ESTAMOS
FORMANDO CHORÕES NAS FACULDADES DE RP?
Patricia
Lima
Aluna de Relações Públicas V semestre - Famecos/PUCRS
http://patricialimadasilva.blogspot.com
Recentemente
estive em uma palestra do Set Universitário (evento que ocorre
anualmente na Famecos) e tive o prazer de ouvir a palestrante Suzana
Vellinho dizer que o problema do mercado de trabalho é nosso.
Que não sabemos nos mostrar. Que o profissional de relações
públicas ainda não conseguiu dizer que é o
gestor da comunicação. Sábias palavras.
Há
uma onda de lamúrias rolando pelos corredores da faculdade
de comunicação. Estas lamúrias dizem que o
mercado não nos reconhece. Que não somos respeitados.
Que não temos espaço nas organizações
e mais e mais “choramingos”. O mais aterrorizante é
que ouço isso dos novatos. Imagina: o cara mal entrou na
faculdade e já está com essa idéia na cabeça?

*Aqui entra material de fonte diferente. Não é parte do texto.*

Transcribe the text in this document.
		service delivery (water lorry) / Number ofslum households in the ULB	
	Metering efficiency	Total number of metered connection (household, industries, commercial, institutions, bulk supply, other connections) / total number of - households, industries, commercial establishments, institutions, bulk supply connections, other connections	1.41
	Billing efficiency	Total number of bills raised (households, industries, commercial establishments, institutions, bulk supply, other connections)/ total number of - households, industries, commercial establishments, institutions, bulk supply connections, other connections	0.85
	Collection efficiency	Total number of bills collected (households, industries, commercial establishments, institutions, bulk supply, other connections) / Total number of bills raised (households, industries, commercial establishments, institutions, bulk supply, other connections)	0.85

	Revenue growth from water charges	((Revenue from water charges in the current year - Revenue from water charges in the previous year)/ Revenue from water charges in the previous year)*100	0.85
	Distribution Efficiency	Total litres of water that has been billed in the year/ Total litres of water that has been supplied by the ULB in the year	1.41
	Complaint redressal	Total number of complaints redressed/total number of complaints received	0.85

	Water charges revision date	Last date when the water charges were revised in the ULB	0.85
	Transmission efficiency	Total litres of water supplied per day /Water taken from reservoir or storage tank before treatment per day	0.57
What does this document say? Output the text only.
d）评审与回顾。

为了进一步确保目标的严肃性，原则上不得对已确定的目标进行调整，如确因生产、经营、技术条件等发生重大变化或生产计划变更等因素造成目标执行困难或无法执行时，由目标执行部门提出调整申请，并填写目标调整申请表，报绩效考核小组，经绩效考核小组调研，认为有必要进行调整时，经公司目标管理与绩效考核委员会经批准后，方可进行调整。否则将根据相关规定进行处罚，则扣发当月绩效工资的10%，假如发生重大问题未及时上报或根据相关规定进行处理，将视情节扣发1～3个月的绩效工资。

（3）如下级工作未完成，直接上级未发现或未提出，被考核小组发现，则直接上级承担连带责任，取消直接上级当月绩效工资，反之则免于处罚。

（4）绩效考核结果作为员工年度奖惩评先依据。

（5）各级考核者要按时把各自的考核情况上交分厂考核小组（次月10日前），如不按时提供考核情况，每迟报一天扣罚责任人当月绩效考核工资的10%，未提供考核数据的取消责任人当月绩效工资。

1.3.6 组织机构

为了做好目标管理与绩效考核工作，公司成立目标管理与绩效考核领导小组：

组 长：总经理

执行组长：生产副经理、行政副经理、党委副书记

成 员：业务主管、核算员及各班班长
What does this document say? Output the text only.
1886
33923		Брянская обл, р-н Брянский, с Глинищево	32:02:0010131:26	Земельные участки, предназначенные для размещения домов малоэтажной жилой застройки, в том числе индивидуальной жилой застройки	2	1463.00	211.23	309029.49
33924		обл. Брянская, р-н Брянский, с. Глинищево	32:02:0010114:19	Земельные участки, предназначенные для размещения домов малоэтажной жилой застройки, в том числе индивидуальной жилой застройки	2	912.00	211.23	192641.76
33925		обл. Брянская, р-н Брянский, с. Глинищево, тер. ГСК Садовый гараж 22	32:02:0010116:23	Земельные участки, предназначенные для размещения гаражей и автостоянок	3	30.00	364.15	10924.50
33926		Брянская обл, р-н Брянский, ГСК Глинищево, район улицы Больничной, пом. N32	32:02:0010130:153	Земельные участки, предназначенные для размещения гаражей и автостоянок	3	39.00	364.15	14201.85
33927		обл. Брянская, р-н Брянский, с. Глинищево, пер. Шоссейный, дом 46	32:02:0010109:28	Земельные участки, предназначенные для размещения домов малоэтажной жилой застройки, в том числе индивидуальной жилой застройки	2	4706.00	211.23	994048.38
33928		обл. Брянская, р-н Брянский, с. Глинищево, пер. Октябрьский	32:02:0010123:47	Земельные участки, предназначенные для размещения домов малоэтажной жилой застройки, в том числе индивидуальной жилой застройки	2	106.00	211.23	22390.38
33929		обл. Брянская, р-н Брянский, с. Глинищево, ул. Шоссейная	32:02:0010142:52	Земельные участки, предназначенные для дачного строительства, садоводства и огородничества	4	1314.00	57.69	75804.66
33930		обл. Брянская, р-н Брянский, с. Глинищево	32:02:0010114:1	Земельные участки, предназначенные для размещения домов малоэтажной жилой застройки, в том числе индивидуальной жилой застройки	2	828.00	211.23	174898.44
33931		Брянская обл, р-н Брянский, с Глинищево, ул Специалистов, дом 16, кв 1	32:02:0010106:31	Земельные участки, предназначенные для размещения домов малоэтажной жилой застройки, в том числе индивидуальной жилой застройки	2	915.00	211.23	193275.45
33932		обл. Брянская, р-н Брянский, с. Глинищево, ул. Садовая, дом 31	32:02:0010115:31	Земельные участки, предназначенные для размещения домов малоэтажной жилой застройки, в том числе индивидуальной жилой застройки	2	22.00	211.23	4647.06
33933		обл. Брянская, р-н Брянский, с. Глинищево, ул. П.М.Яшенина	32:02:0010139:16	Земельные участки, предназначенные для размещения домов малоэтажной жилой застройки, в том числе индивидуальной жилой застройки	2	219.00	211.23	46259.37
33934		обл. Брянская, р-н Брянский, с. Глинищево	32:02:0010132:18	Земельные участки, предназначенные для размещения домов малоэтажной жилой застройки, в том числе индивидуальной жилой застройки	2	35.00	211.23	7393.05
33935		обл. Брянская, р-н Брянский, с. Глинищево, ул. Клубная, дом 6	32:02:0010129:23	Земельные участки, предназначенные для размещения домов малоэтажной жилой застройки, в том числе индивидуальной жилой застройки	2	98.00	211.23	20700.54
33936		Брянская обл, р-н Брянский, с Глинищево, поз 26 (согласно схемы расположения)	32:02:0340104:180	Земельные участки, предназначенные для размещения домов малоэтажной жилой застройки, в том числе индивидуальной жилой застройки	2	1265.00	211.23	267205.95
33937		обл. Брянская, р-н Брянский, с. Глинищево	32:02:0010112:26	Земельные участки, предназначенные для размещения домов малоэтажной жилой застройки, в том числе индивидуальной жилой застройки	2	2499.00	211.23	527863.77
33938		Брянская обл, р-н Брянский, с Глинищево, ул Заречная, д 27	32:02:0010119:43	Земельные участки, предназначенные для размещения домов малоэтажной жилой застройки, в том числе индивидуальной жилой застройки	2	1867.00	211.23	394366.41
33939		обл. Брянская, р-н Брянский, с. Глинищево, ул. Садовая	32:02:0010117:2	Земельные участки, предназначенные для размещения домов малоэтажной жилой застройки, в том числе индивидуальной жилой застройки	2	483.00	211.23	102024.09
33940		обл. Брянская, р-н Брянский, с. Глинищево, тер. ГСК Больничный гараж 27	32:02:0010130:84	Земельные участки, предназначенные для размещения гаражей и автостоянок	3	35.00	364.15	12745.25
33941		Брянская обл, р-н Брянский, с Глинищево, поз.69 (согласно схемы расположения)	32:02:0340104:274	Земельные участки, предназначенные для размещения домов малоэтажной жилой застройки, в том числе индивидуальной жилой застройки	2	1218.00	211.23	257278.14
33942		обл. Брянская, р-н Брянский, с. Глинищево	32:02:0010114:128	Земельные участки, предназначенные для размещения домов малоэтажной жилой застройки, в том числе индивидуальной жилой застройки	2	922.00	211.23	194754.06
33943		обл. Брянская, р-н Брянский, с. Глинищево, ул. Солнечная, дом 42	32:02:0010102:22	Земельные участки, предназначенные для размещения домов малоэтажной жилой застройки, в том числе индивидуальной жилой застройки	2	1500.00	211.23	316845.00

Troca de curso meu querido. Ou de postura.
Mas
há um questionamento importante a fazer: será que
ele aprende a se comportar assim na sala de aula?
Uma
vez ouvi o Marcelo Chamusca dizendo que a arrogância dos jornalistas,
a soberba dos médicos e a presunção dos advogados
eram ensinadas no currículo. E perguntou: será que
o currículo de Relações Públicas está
ensinando os alunos a serem chorões?
Claro
que ele estava generalizando. Nem todo jornalista é arrogante,
assim como nem todo advogado é presunçoso, todo mundo
sabe disso. Ele só estava se referindo ao estereótipo
das profissões. Mas o nosso estereótipo está
se consolidando como de chorões. É de chorar!
Você
leitor, deve estar se perguntando, mas o que fazer diante disto?
Não sou a dona da verdade, mas vou tentar responder esta
questão. Primeiro: o profissional de relações
públicas precisa conhecer sua profissão. Entender
o seu papel. Se respeitar, ninguém adquire respeito se não
se respeita. Segundo: mudar de postura. Assumir que o problema do
mercado de trabalho é nosso, e não do mercado. Construir
sua carreira e não ficar à espera de uma “plaquinha”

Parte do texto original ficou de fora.